Gericht: Hessischer Verwaltungsgerichtshof
Beschluss verkündet am 05.10.2004
Aktenzeichen: 3 TP 2922/04
Rechtsgebiete: ZPO


Vorschriften:

ZPO § 181 Abs. 1
Soweit bei der Ersatzzustellung eines Schriftstücks durch Niederlegung nach § 181 Abs. 1 Satz 2 ZPO eine schriftliche Mitteilung darüber in der bei gewöhnlichen Briefen üblichen Weise abgegeben werden kann, ist die Ablage in einem offenen Zeitungsrohr bzw. einer Zeitungsrolle ausreichend, wenn es keinen Briefkasten gibt und Briefe stets in der Rolle abgelegt werden. Eine Befestigung der Mitteilung an der Haustür ist dann nicht erforderlich.
Hessischer Verwaltungsgerichtshof Beschluss

3 TM 2920/04 3 TP 2922/04

In dem Verwaltungsstreitverfahren

wegen Zwangsvollstreckung und Prozesskostenhilfe

hat der Hessische Verwaltungsgerichtshof - 3. Senat - durch

Vorsitzenden Richter am Hess. VGH Blume, Richter am Hess. VGH Dr. Fischer, Richterin am Hess. VGH Lehmann

am 5. Oktober 2004 beschlossen:

Tenor:

1. Das Beschwerdeverfahren der Antragsteller gegen den Beschluss des Verwaltungsgerichts Gießen vom 2. September 2004 - 10 G 3350/04 - wird abgetrennt, soweit es sich gegen die Antragsgegnerin zu 2) richtet. Das Verfahren wird insoweit unter dem Aktenzeichen 5 TM 2976/04 und 5 TP 2977/04 fortgeführt.

2. Die Beschwerde der Antragsteller gegen den Beschluss des Verwaltungsgerichts Gießen vom 2. September 2004 - 10 G 3350/04 - sowie der Antrag auf Gewährung von Prozesskostenhilfe für das Beschwerdeverfahren werden zurückgewiesen.

Die Antragsteller haben auch die Kosten des Beschwerdeverfahrens zu tragen.

Der Wert des Streitgegenstandes wird unter Abänderung der erstinstanzlichen Entscheidung für beide Rechtszüge auf 4.545,-- € festgesetzt.

Gründe:

Soweit die Beschwerde der Antragsteller sich auf rückständige gemeindliche Gebühren der Antragsgegnerin zu 2) bezieht und auch insoweit um Prozesskostenhilfe für beide Rechtszüge nachgesucht wird, ist das Verfahren abzutrennen und zuständigkeitshalber an den 5. Senat des Hessischen Verwaltungsgerichtshofs abzugeben.
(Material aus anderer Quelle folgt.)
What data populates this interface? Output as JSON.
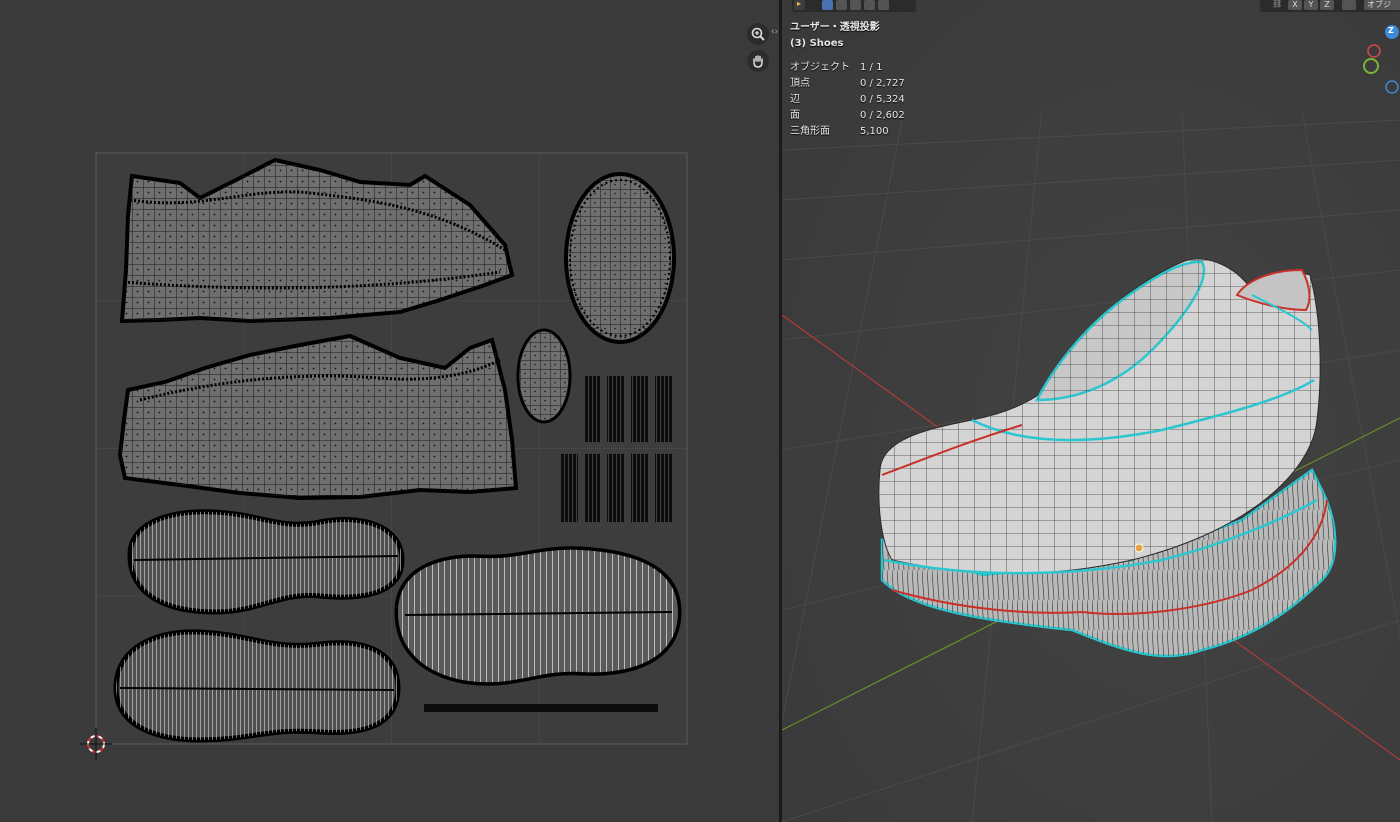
{
  "uv_editor": {
    "nav": {
      "zoom_icon": "zoom-in-icon",
      "pan_icon": "hand-icon"
    },
    "split_arrows": "‹›"
  },
  "viewport": {
    "view_name": "ユーザー・透視投影",
    "collection": "(3) Shoes",
    "stats": [
      {
        "label": "オブジェクト",
        "value": "1 / 1"
      },
      {
        "label": "頂点",
        "value": "0 / 2,727"
      },
      {
        "label": "辺",
        "value": "0 / 5,324"
      },
      {
        "label": "面",
        "value": "0 / 2,602"
      },
      {
        "label": "三角形面",
        "value": "5,100"
      }
    ],
    "header": {
      "axis_x": "X",
      "axis_y": "Y",
      "axis_z": "Z",
      "mode_partial": "オブジ"
    },
    "gizmo_z_label": "Z",
    "colors": {
      "seam": "#c8302a",
      "selected_edge": "#35d8e0",
      "x_axis": "#b23a3a",
      "y_axis": "#6a8f2a"
    }
  }
}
Die im 3. Senat verbleibende Beschwerde der Antragsteller hat im Ergebnis keinen Erfolg.

Der Senat legt den erstinstanzlich gestellten Antrag der Antragsteller dahingehend aus, dass diese den Antragsgegner zu 1. im Wege der einstweiligen Anordnung verpflichtet wissen wollen, die beim Amtsgericht Marburg (Az. 7 K 52/01) betriebene Zwangsvollstreckung im Rahmen des Zwangsversteigerungsverfahrens einzustellen, indem dieser den Antrag auf Anordnung der Zwangsversteigerung zurücknimmt. Insoweit wenden sich die Antragsteller gegen Vollstreckungsmaßnahmen, die durch Verwaltungsbehörden (Vollstreckungsbehörden) getroffen worden sind, nämlich den Antrag auf Zwangsversteigerung durch die Vollstreckungsbehörde bei dem zuständigen Amtsgericht, womit gemäß den §§ 12, 58, 59 Hessisches Verwaltungsvollstreckungsgesetz der Verwaltungsrechtsweg eröffnet ist.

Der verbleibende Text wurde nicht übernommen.